SA Power Networks has won a national award from Energy Networks Australia for innovation for its Salisbury Battery Trial, which is providing important information for the energy industry on the impact of new technologies.
The Salisbury trial rolled out battery storage systems to 100 customers to create a 300kW Virtual Power Plant (VPP). Customers enrolling in the scheme received a battery at a discounted price in return for allowing SA Power Networks the opportunity, if needed, to access power stored in the batteries at times of peak demand.
The project was planned and implemented by the Network Strategy team at SA Power Networks, headed up by Mark Vincent, who also won an ENA award recognising his leadership in planning for transformation of the sector.
“The project has shown that centralised control of batteries can provide network support without reducing the primary customer benefit of bill reduction through solar shifting,” Vincent says.
“The scheme is successfully deferring a $2.9 million network upgrade and has demonstrated that significant wholesale market benefits are also available, based on an analysis of wholesale price variation through the trial period.”
The SA context
South Australia has one of the highest concentrations of solar PV in the world, with about 30% of the state’s 760,000 residential customers owning solar systems.
South Australian rooftop solar PV capacity is around 800MW, compared with a state peak demand of around 3,000MW. Energy generated was 548,000MWh in 2015-16, or 5.4% of the energy delivered to SA Power Networks’ customers.

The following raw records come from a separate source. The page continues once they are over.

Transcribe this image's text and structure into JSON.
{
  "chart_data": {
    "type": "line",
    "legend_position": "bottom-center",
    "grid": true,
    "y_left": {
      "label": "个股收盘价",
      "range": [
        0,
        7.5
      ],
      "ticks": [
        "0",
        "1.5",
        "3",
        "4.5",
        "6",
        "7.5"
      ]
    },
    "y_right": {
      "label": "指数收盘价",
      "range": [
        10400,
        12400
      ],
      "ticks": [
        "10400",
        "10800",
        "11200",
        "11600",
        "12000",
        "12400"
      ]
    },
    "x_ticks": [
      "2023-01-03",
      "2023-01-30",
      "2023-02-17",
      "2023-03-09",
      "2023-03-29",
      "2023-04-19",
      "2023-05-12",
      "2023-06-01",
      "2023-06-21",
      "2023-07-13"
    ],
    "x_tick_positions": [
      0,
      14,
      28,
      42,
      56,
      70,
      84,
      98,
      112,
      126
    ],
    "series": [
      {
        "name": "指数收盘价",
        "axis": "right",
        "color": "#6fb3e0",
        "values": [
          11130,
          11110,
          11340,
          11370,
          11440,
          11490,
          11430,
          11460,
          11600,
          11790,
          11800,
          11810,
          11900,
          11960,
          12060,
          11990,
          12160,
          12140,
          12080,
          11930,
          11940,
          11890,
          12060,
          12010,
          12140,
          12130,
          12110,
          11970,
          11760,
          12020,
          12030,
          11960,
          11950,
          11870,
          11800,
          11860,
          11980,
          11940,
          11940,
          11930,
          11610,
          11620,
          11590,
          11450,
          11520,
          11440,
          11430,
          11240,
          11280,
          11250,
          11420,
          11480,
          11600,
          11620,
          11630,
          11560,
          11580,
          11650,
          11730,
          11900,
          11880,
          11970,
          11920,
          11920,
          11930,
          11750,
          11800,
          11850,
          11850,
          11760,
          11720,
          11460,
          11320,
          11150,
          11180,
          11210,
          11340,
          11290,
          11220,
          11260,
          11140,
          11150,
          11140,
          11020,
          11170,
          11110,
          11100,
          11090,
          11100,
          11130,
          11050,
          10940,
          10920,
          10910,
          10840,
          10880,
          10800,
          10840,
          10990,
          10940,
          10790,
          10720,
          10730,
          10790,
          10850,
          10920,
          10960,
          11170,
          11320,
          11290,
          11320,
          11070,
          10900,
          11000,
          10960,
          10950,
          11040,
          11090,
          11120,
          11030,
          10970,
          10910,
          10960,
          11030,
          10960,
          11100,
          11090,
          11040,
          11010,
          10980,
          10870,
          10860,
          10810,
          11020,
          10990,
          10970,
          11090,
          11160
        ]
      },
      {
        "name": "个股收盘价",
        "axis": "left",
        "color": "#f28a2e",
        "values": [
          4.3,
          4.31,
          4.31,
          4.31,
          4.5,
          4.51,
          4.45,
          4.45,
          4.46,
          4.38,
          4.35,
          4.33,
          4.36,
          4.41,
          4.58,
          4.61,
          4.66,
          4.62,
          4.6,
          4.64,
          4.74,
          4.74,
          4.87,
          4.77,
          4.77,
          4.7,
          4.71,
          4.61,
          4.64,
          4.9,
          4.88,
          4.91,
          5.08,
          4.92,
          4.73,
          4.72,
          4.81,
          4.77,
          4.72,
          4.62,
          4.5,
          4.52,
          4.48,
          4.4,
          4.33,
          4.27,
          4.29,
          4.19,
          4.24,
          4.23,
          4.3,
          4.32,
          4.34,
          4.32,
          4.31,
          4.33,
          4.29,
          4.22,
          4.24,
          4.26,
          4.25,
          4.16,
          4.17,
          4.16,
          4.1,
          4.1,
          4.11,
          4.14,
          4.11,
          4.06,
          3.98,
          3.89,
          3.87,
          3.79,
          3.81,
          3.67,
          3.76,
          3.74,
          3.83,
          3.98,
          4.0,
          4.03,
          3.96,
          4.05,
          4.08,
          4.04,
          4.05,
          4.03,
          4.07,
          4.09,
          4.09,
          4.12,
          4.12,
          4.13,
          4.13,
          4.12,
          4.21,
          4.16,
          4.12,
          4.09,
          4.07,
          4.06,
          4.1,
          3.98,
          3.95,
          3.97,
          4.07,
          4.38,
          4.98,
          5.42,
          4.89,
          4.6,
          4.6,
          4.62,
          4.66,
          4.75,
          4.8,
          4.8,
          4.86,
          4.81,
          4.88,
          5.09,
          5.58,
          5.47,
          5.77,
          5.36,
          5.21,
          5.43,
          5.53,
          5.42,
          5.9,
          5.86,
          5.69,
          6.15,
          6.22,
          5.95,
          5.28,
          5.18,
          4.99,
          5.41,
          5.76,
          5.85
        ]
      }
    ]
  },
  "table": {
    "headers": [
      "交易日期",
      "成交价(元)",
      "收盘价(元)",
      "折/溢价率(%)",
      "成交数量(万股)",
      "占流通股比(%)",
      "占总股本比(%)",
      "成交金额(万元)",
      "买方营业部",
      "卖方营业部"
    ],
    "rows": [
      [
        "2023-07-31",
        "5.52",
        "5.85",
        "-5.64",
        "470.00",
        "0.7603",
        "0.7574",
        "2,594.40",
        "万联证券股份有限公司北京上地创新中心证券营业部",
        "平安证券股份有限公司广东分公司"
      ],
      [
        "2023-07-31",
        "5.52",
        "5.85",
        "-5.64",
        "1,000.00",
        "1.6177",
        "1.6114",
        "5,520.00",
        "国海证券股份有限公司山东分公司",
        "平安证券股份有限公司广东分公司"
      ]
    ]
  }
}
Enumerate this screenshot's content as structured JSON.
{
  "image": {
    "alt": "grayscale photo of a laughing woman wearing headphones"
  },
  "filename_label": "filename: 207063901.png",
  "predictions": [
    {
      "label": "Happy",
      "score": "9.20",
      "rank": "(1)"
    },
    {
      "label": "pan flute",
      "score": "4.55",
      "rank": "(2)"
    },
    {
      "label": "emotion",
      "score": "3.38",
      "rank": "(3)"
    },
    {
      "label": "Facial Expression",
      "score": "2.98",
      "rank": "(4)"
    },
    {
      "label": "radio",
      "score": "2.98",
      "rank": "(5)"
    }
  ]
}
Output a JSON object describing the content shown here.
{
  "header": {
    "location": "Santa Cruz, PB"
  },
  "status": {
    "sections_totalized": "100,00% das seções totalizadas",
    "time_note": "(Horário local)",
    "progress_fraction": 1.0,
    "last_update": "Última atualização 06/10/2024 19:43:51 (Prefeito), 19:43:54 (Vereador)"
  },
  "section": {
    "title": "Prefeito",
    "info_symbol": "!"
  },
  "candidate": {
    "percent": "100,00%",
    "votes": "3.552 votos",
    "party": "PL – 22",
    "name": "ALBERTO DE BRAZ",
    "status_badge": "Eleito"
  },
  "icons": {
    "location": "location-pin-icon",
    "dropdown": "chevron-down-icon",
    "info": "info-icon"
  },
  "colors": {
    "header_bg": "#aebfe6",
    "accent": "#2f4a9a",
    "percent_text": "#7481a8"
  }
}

The high penetration of solar was driven by a generous feed-in tariff of 44 cents/kWh, which ends in 2028, as well as high electricity prices and high levels of solar irradiation. While the state government subsidies are no longer available, reductions in production costs, coupled with further increases in electricity pricing, have maintained customer take-up of solar in South Australia.
SA Power Networks supports the trend to distributed generation, although it poses a significant challenge for network management and future network investment to maintain safety, reliability and quality of supply.
A key issue, says Vincent, is that the generation profile of solar PV is not well matched to demand on the electricity distribution network.
“During the South Australian summer, solar PV makes its major energy contribution between 9am and 6pm. The residential demand at air-conditioned premises is usually highest between 3.30pm and 9pm, but on hot summer days net peak demand on the network in residential areas occurs during the 6pm and 9pm period. Unfortunately, solar generation does little to support the network peak,” he says.
“However, the emergence of residential battery storage products has the potential to store and shift the usage of solar energy into the early evening, potentially flattening load profiles on the network and reducing network costs.”
Batteries also have the potential to be used in orchestrated ways, he says, to manage specific network issues and potentially defer large investments.
In 2016 an opportunity arose to explore how customer-side investment in solar PV and batteries could be an alternative to investing in a network upgrade in Salisbury in northern Adelaide, where the local network was reaching capacity at times of peak demand.
“We wanted to test this hypothesis in a real-world trial to see exactly what benefits could be derived for customers and other market participants, and to what extent pursuing these various benefit streams may be in conflict,” Vincent says.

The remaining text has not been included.